3. Auto-Selection (Fallback)¶
If neither setting applies, tidydots auto-selects based on the OS:
Tried in order: yay > paru > pacman > apt > dnf > brew
Tried in order: winget > scoop > choco
The first available manager wins.
Note
Manager selection applies only to standard package managers. Git, installer, custom, and URL methods are used whenever their configuration matches the current OS, regardless of manager selection.
Complete Examples¶
Application with Multiple Manager Types¶
applications:
- name: "development-tools"
description: "Core development environment"
entries:
- name: "dev-config"
backup: "./dev"
targets:
linux: "~/.config/dev"
package:
managers:
pacman: "base-devel"
apt: "build-essential"
brew: "gcc"
Git Repository Package¶
applications:
- name: "tmux"
description: "Terminal multiplexer"
when: '{{ eq .OS "linux" }}'
entries:
- name: "tmux-config"
backup: "./tmux"
targets:
linux: "~/.config/tmux"
package:
managers:
git:
url: "https://github.com/tmux-plugins/tpm.git"
branch: "master"
targets:
linux: "~/.tmux/plugins/tpm"
Installer with Binary Check¶
applications:
- name: "starship"
description: "Cross-shell prompt"
entries:
- name: "starship-config"
backup: "./starship"
targets:
linux: "~/.config"
package:
managers:
pacman: "starship"
brew: "starship"
installer:
command:
linux: "curl -sS https://starship.rs/install.sh | sh -s -- -y"

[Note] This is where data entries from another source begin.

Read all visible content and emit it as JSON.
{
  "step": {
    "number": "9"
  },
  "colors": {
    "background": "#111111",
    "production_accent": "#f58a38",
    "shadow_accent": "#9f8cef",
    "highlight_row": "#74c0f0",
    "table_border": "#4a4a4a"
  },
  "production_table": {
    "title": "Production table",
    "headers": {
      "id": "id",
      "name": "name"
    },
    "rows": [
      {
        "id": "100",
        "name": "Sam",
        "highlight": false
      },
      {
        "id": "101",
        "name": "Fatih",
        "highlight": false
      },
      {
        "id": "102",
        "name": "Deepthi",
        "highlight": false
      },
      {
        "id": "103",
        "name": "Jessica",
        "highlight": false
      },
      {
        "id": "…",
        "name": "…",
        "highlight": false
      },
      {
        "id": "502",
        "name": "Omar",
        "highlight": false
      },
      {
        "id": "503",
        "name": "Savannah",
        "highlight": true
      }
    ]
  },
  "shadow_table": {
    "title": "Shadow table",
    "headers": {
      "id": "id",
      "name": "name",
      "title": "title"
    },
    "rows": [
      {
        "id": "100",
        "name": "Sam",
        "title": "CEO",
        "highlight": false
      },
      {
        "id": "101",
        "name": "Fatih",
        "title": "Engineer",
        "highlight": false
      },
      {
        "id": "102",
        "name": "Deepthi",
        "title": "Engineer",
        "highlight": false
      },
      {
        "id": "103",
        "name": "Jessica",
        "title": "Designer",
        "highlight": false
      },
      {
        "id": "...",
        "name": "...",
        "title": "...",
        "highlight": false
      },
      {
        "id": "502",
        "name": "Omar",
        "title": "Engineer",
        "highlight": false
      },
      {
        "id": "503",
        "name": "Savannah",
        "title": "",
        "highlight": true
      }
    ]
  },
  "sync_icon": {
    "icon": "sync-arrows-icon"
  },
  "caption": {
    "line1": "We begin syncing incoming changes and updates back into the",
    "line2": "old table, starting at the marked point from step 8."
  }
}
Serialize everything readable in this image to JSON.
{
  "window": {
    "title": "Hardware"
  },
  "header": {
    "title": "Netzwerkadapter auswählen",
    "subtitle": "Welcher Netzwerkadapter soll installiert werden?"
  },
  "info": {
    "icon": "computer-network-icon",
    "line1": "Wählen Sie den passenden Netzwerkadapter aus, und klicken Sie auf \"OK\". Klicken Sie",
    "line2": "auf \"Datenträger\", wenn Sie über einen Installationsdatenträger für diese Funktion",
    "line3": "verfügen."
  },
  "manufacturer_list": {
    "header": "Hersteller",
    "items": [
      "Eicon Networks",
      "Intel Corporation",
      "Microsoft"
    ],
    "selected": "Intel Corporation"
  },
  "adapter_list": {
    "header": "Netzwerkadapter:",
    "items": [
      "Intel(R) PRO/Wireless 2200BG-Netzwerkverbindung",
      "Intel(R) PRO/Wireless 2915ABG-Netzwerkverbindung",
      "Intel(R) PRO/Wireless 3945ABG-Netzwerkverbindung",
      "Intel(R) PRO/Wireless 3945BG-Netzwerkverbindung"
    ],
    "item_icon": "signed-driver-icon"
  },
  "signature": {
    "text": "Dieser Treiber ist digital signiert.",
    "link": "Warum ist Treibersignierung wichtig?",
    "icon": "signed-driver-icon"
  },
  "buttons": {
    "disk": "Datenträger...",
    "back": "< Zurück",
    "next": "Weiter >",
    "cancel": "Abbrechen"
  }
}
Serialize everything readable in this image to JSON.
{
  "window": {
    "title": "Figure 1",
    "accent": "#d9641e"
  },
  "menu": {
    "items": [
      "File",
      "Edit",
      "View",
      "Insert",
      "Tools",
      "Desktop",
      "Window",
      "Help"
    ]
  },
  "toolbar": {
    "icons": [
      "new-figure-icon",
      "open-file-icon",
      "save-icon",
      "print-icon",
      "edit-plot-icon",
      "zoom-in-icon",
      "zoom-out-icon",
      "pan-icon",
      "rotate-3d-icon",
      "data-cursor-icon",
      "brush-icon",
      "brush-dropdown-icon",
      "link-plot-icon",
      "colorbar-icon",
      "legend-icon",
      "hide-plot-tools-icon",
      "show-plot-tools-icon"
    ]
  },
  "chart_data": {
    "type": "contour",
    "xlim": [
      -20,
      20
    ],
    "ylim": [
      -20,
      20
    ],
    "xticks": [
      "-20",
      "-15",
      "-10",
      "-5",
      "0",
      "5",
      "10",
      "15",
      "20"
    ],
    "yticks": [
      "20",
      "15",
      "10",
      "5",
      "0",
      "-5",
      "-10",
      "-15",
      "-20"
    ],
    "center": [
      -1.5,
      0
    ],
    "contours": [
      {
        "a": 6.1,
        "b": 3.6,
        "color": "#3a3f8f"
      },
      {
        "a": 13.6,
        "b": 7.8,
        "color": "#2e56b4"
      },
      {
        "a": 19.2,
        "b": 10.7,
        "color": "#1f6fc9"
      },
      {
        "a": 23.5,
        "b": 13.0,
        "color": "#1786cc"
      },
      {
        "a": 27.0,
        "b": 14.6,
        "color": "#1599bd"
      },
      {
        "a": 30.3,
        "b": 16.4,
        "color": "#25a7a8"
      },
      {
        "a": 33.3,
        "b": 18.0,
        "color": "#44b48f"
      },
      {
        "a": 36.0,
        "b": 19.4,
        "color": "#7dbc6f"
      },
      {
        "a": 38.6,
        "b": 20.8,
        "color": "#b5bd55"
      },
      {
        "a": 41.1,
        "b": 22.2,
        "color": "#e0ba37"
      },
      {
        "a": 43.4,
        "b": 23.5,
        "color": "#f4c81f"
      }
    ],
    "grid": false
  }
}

windows: "winget install --id Starship.Starship"
binary: "starship"
In this example, if pacman or brew is available, that manager is used. Otherwise, the installer command runs -- but only if starship is not already found in PATH.
Custom Command Fallback¶
applications:
- name: "rust"
description: "Rust programming language"
entries: []
package:
managers:
pacman: "rust"
apt: "rustc"
brew: "rust"
custom:
linux: "curl --proto '=https' --tlsv1.2 -sSf https://sh.rustup.rs | sh -s -- -y"
URL Download¶
applications:
- name: "lazygit"
description: "Terminal UI for git"
entries: []
package:
managers:
pacman: "lazygit"
brew: "lazygit"
url:
linux:
url: "https://github.com/jesseduffield/lazygit/releases/latest/download/lazygit_0.40_Linux_x86_64.tar.gz"
command: "tar xzf {file} -C ~/.local/bin lazygit"
Combining All Methods¶
applications:
- name: "tool"
description: "Example with all installation methods"
entries: []
package:
managers:
pacman: "tool"
apt: "tool"
installer:
command:
linux: "curl -fsSL https://example.com/install.sh | sh"
binary: "tool"
custom:
windows: "choco install tool -y"
url:
linux:
url: "https://example.com/tool-linux.tar.gz"
command: "tar xzf {file} -C ~/.local/bin"
tidydots tries methods in order: installer first (if defined), then standard managers, then custom, then URL. The first successful method wins.